Perhaps this was an expected diatribe from a man from whom the authors remind us called Ho Chi Minh the “George Washington of his country.” But the senators’ response? It was chimes of praise adorned with “bouquets” and near-hero worship, Swett and Ziegler recall, and it didn’t take long for the mainstream media to join the fest.
“ABC, CBS and NBC seemed to be holding a competition to see which could broadcast the longest excerpt from Kerry’s remarks on its evening news report,” they write. “The relentless media promotion of John Kerry and the VVAW reached an absurd pinnacle Friday evening with a commentary by Harry Reasoner of ABC … [who said] Kerry stands out in eloquence and importance among protestors and marveled, ‘rarely, has a case been put more effectively before a committee of the Congress.’ He called Kerry magnificent.”
It was this atmosphere of love a smiling presidential candidate Kerry was no doubt hoping to recapture in 2004 when he saluted a crowd of adoring Democratic fans and camera crews manned by like-minded liberals. But for fed-up veterans who had suffered from or seen the fall-out of Kerry’s character assassination that fueled media opinion and drove public perception so that a uniform was just another spittoon, the time to act had approached.

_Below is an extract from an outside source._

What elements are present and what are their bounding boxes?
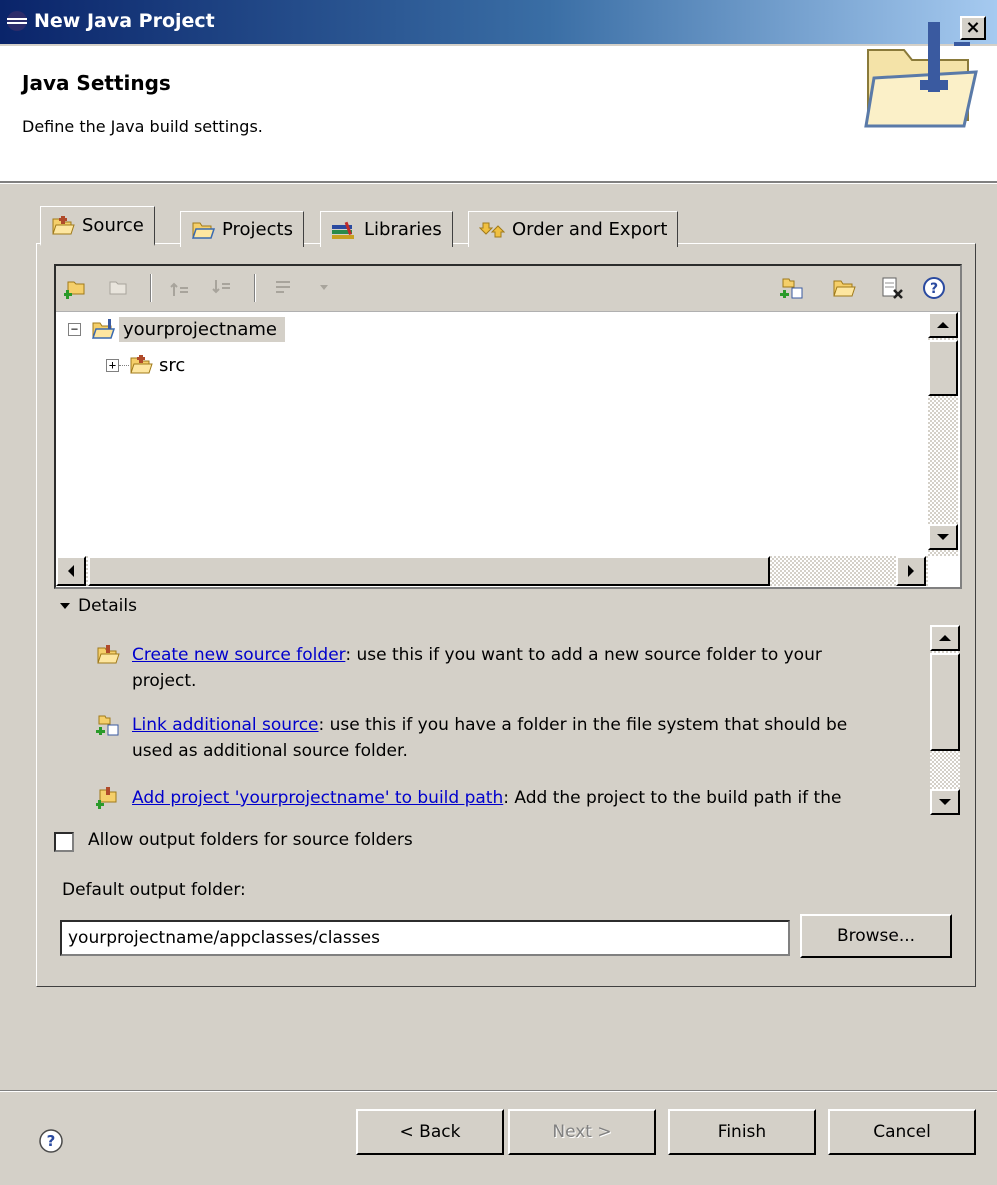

“For more than 30 years, most Vietnam veterans kept silent as we were maligned as misfits, drug addicts and baby killers. Now that a key creator of that poisonous image is seeking the presidency we have resolved to end our silence. The time has come to set the record straight,” notes a section of Chapter Seven, “Developing a Tap Code.”
That tap code amounted to a concerted media blitz of veterans’ seeking truth. From radio shows, a devastating television ad campaign and press conferences to grassroots uprising, online reporting such as the many stories that broke on HumanEvents.com and a best-selling book, Unfit for Command (published by Regnery, a Human Events sister company), the voice of Swift Vets grew stronger, until not even “Kerry’s effort to discredit [them] by attacking their motives [could] douse the flames,” the co-authors note.
Kerry Plays Victim
Chapter 18 describes “The Aftermath.” It was a delicious irony.
“Kerry, the point man for the most vicious smear campaign ever directed against the U.S. military was playing victim,” the co-authors say.
In the end, it was the voices of the smeared that prevailed: Political, media and Hollywood free-for-all attacks against the military now spark “widespread resentment and active opposition,” Swett and Ziegler found, as “trashing the troops [is] no longer the ticket to fame and success it had been in that long-ago spring of 1971.”